Teacher agency is almost unilaterally positioned as a ‘good thing’, or a desirable state: something to be ‘achieved’ (Rushton & Bird, 2023). We contend that agency is not necessarily in and of itself a ‘good thing’, or at least, that this has not been sufficiently justified in the literature to-date. This paper therefore seeks to foreground a more nuanced and multifaceted view of agency than is typically found in the literature on teachers and teacher education with a view to more accurately encompassing the various ways in which teachers enact (rather than achieve) agency. We offer an alternative and more encompassing means of understanding how teacher agency might be exercised in the lives of teachers committed to working in underserved communities in this age of uncertainty. This conceptualisation offers the possibility of understanding all presentations of teacher agency rather than valorising only the agentic action that is seen to contribute directly and positively to educational change.

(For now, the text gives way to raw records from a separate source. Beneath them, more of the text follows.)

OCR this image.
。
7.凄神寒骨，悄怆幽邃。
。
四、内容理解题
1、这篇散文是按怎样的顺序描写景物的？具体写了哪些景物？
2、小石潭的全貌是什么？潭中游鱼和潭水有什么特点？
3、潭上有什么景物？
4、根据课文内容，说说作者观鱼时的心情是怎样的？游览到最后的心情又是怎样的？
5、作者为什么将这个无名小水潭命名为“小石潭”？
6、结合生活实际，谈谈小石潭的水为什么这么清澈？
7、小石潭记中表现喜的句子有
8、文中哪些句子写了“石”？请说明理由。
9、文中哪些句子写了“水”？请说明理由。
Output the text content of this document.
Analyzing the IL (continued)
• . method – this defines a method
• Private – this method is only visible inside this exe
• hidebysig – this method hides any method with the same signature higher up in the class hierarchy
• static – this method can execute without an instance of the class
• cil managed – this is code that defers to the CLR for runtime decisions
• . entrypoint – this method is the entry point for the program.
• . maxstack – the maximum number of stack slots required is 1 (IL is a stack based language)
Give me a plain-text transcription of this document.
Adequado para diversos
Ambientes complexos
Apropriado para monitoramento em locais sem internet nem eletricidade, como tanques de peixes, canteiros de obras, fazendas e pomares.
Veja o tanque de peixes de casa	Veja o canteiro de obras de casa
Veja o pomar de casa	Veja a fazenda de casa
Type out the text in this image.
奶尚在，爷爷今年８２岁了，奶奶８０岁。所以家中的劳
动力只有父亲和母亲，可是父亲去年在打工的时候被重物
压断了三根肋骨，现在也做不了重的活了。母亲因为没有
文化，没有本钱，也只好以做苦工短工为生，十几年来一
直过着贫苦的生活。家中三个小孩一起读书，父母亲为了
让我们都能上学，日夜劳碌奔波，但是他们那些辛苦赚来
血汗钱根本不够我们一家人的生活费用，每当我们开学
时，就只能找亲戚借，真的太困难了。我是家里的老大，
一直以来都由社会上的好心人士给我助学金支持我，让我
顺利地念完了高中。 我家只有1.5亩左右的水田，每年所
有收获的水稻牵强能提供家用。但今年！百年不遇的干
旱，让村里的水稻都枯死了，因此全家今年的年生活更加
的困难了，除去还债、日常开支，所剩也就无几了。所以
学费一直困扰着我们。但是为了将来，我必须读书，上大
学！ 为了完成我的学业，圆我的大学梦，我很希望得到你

Teacher agency is most commonly viewed through an ‘ecological’ perspective (Priestley et al, 2015) which derives from sociocultural thinking. In contrast, and to counter this tendency towards a singular or monolithic view of teacher agency, we locate our paper within a psychosocial approach that draws on sociology, critical and poststructural theories and Freudian and Lacanian psychoanalytic theory (Frosh, 2010, Lacan, 2007, Verhaeghe, 1995). We are interested in the tension between discourses presenting teachers as heroic agents of individual emancipation and social transformation, such as those found in recruitment campaigns and Hollywood films, and the erosion of spaces for professional agency brought about by the dominance of discourses and practices of standards and accountability in schools. In order to explore these tensions, we draw on the conceptual resources of Lacanian discourse theory and particularly on recent work in this field articulating agency as something manifesting in multiple modalities (Bunn et al., 2022). Bunn, et al. (ibid.) present a study of students’ learning journeys in higher education, and drawing on Lacan’s (2007) four discourses (the master, the university, the hysteric and the analyst), they identify four modes of agency being exercised, namely subservient, subsistence, subliminal and sublime. The students in the study do not, however, only demonstrate one mode of agency, rather they demonstrate major and minor tendencies towards different modes, evident in different contexts at different points in their ‘journeys’.
This paper explicates this conceptualisation of agency with reference to the experiences of early career teachers who have committed explicitly to wanting to teach in typically underserved communities. We explore how this conceptualisation might help us to understand where and how these early career teachers exercise different modes of agency. In so doing, we seek to normalise a range of agentic behaviours rather than support a discourse which valorises the narrative of the heroic teacher, or ‘teacher as agent of change’ (Rushton & Bird, 2023, p. 3).